When we got home, I commandeered one to make into a shell bugle like they had on the Disney movie “Swiss Family Robinson”. I took it downstairs and spent what seemed like hours cutting the point off with a hack saw. I managed to get it cut off, but it either wasn’t a big enough cut or I couldn’t blow hard enough to make the thing work. There was no way I was going to try cutting more off of it and it ended up sitting in a pile with the others some where in the basement or the garage. Every now and then, I would pretend that I was one of the crew of the Nautilus and these shells would be my “brass knuckles” for my under water fighting.

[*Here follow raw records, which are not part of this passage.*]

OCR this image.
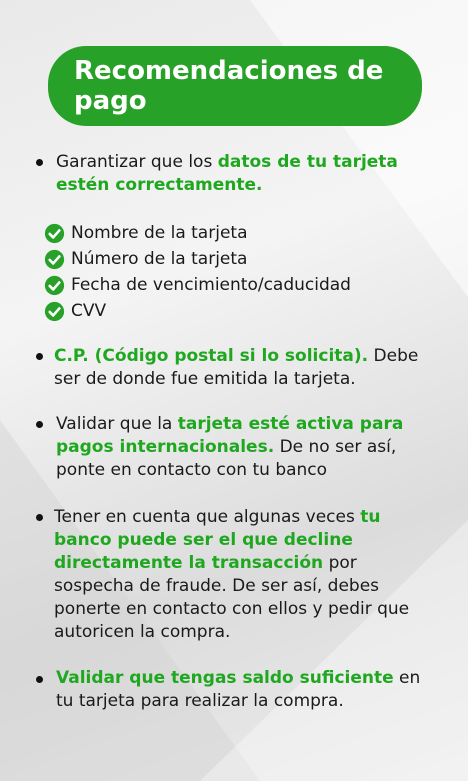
Recomendaciones de pago
Garantizar que los datos de tu tarjeta estén correctamente.
Nombre de la tarjeta
Número de la tarjeta
Fecha de vencimiento/caducidad
CVV
C.P. (Código postal si lo solicita). Debe ser de donde fue emitida la tarjeta.
Validar que la tarjeta esté activa para pagos internacionales. De no ser así, ponte en contacto con tu banco
Tener en cuenta que algunas veces tu banco puede ser el que decline directamente la transacción por sospecha de fraude. De ser así, debes ponerte en contacto con ellos y pedir que autoricen la compra.
Validar que tengas saldo suficiente en tu tarjeta para realizar la compra.
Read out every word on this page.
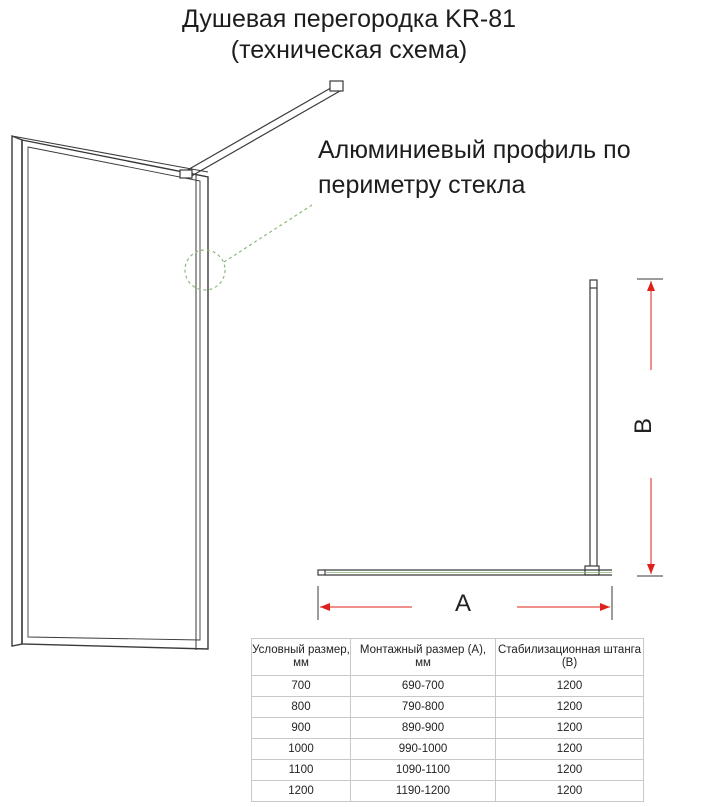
Душевая перегородка KR-81
(техническая схема)
Алюминиевый профиль по
периметру стекла
A
B
Условный размер, мм	Монтажный размер (А), мм	Стабилизационная штанга (B)
700	690-700	1200
800	790-800	1200
900	890-900	1200
1000	990-1000	1200
1100	1090-1100	1200
1200	1190-1200	1200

The next time I saw that shell, it was years later decorating mom and dad’s new home in London around the outside of the pool. They looked good there, and every time that I visited, I would look at that shell and wonder why I couldn’t make it work. The shells spent years in the sun and eventually they had most of their colour bleached out and became universally white. Mom and dad eventually passed and one of the things I brought home was a shell. It wasn’t the one I had cut, but it was similar and it sits on a shelf downstairs, a forgotten memory.
 
I brought it up today when I was looking after Tornado. We had been looking at some small shells I had brought back from Hawaii and we needed something to put the small shells in. He and I were in and out of the pool (inflatable) and shells just seemed the right thing to play with. He spent an hour or so with Louise making “shell soup”, pouring the shells from a bowl to the large conch shell, over and over and over again. It was fun.


Tornado’s mom came and took him home, I put the tiny shells back in the plastic bag I have been keeping them in and put the conch shell back on the shelf down stairs with all of the other forgotten memories. I guess the thing about memories is that they are never really forgotten, especially when they start making their own memories.